Per perseguire l'obiettivo fissato, la legge Galli prevede 3 possibilità di delega della gestione dell'acqua da parte dello stato:
- Assegnazione diretta a una società pubblica ( in-house)
- Assegnazione diretta a una società mista, in cui la maggioranza, pubblica, avrebbe scelto un partner privato tramite una gara.
- Concessione a un privato tramite gara pubblica.
I risultati sono che, in questo momento, la maggior parte dei gestori delle reti è ancora pubblico, alcuni sono gestori misti, mentre pochissimi sono privati. Alcuni gestori sono quotati in borsa (ad esempio a2a).
La mappa mostra come, ad oggi, su 92 ATO, solo 72 sono stati affidati a società così ripartite:
- 34 affidamenti in house
- 13 società quotate
- 12 S.p.A. miste
- 7 gestori transitori
- 6 concessioni a terzi
Da sottolineare che, ad oggi, ben 20 ATO non hanno un gestore in regola!
Queste infatti sono situazioni in cui i comuni, o i vecchi consorzi, gestiscono ancora direttamente il servizio idrico, senza la benchè minima integrazione, con contratti rinnovati in deroga da più di 15anni.
Nel mercato dell'acqua quindi non si è vista nè competizione nè una sostanziale privatizzazione pur essendo prevista dalla legge, perchè di fatto gli enti locali non hanno quasi mai (se non in rare eccezioni) aperto le gare per l'assegnazione a privati, preferendo crearsi società "in casa", nelle quali poi poter decidere chi metterci a capo ed assegnare gli incarichi all'interno. Questo perchè esiste un fortissimo conflitto d'interessi, essendo i comuni sia concessionari, tramite gli AATO, e gestori, tramite le società pubbliche.

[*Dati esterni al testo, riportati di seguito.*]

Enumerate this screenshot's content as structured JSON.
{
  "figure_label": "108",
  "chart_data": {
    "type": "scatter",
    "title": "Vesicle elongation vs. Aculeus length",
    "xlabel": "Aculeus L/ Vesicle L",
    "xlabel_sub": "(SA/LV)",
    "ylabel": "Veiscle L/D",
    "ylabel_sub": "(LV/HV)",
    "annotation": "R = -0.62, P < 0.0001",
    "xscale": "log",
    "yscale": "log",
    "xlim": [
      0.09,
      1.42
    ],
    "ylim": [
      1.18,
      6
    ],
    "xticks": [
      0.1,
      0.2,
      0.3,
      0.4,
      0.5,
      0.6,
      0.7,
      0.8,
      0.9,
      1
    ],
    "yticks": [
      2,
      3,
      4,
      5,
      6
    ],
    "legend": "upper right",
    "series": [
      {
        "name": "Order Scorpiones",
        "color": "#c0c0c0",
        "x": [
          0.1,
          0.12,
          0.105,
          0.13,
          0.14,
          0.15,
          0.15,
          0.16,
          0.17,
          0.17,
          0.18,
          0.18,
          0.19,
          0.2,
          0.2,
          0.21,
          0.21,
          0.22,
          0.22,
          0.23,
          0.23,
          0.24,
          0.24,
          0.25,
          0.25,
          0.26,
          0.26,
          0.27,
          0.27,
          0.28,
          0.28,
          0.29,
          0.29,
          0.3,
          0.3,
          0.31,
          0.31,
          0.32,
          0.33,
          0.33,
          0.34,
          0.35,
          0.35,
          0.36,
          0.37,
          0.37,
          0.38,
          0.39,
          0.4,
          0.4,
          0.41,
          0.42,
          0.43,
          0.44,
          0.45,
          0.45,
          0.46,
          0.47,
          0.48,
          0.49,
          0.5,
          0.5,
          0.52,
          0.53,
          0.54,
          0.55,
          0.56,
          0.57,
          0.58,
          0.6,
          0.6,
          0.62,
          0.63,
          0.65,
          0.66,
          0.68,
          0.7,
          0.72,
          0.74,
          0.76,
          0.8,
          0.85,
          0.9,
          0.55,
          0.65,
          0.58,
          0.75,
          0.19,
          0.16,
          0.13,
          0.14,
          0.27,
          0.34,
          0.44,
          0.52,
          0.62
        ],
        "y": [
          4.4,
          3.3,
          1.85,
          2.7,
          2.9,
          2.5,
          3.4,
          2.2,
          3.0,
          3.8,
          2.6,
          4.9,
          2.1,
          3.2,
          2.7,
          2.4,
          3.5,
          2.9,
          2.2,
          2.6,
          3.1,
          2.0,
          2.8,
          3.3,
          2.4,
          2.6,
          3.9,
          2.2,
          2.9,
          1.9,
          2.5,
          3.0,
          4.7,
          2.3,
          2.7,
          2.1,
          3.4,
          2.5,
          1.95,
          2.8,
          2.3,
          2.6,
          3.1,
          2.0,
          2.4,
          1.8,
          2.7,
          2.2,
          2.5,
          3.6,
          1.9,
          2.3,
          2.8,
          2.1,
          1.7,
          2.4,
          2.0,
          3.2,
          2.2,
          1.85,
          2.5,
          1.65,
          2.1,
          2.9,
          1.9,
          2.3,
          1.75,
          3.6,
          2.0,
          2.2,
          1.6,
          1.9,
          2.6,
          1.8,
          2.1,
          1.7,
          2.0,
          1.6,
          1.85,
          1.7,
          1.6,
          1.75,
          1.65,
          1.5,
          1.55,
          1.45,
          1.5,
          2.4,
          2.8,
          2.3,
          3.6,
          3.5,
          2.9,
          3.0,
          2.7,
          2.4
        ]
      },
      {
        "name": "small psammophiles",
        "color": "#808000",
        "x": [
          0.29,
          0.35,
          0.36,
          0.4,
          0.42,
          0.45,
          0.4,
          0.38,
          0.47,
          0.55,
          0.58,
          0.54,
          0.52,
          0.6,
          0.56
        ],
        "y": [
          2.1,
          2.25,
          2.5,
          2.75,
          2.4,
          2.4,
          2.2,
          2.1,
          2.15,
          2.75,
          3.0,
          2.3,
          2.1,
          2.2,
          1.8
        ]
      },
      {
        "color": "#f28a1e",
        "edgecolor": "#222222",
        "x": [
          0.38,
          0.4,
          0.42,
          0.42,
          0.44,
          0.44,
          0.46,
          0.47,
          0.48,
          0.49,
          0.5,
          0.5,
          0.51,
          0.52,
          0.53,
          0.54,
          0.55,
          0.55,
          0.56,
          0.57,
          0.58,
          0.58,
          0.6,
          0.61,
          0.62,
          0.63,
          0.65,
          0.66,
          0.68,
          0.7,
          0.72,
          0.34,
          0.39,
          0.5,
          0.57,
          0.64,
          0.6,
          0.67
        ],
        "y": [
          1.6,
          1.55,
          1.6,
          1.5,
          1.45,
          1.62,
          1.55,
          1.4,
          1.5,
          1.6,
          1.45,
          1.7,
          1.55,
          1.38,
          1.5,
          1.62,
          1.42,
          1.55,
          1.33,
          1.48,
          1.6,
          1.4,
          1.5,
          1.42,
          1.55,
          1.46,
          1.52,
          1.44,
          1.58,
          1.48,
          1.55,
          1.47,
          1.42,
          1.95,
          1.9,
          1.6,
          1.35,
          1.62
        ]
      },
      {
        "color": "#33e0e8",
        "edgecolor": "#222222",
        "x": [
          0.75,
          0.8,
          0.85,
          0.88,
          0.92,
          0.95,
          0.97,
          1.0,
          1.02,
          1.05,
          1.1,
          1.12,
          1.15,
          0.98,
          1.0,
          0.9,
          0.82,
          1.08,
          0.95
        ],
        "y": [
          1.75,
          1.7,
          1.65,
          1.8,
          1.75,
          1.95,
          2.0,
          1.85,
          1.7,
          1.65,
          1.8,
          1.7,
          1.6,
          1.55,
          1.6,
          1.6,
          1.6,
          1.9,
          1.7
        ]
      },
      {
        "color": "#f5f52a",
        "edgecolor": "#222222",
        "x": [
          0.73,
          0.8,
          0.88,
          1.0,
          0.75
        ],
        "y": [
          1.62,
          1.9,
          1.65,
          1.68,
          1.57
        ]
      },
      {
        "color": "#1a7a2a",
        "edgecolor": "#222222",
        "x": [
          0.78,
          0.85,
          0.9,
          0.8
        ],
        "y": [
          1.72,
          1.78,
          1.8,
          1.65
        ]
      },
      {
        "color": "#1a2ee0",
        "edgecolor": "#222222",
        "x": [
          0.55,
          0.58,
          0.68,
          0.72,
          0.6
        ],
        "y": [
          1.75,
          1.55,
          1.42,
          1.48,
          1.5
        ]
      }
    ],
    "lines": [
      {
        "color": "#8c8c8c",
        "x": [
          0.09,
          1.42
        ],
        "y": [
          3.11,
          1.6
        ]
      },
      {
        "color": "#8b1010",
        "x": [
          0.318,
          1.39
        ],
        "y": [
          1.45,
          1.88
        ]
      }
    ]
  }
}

L'articolo 23-bis del "decreto Ronchi", che si vuole abrogare, ha lo scopo di sostituire l'assegnazione diretta a società pubbliche con una gara, che diventa la modalità primaria di assegnazione della concessione: alla gara possono partecipare sia le società totalmente pubbliche, sia quelle miste, sia quelle private.
Nel caso non fosse aperta una gara, e ci fosse un'assegnazione diretta a una società pubblica, allora scatterebbe l'obbligo per la società di cedere una Minoranza (il 40%) al privato, tramite gara.
Questo, di fatto, è un incentivo per le imprese che ora gestiscono (quelle pubbliche) a tenersi il posto non perchè protette dalla "benevolenza" degli enti locali che le hanno create, e che si sono ripetutamente rifiutati di aprire gare (per tenere le sedie calde ai propri amici?), ma perchè migliori degli eventuali concorrenti in un appalto.
Ultimo punto da sottolineare:
Se l'obiettivo dei comitati referendari fosse stato quello di impedire veramente che qualsiasi tipo di società privata potesse diventare gestore, avrebbero dovuto chiedere l'abrogazione non solo dell'articolo 23-bis del "Ronchi", ma anche di parte della legge Galli, che invece non fa parte dei quesiti referendari.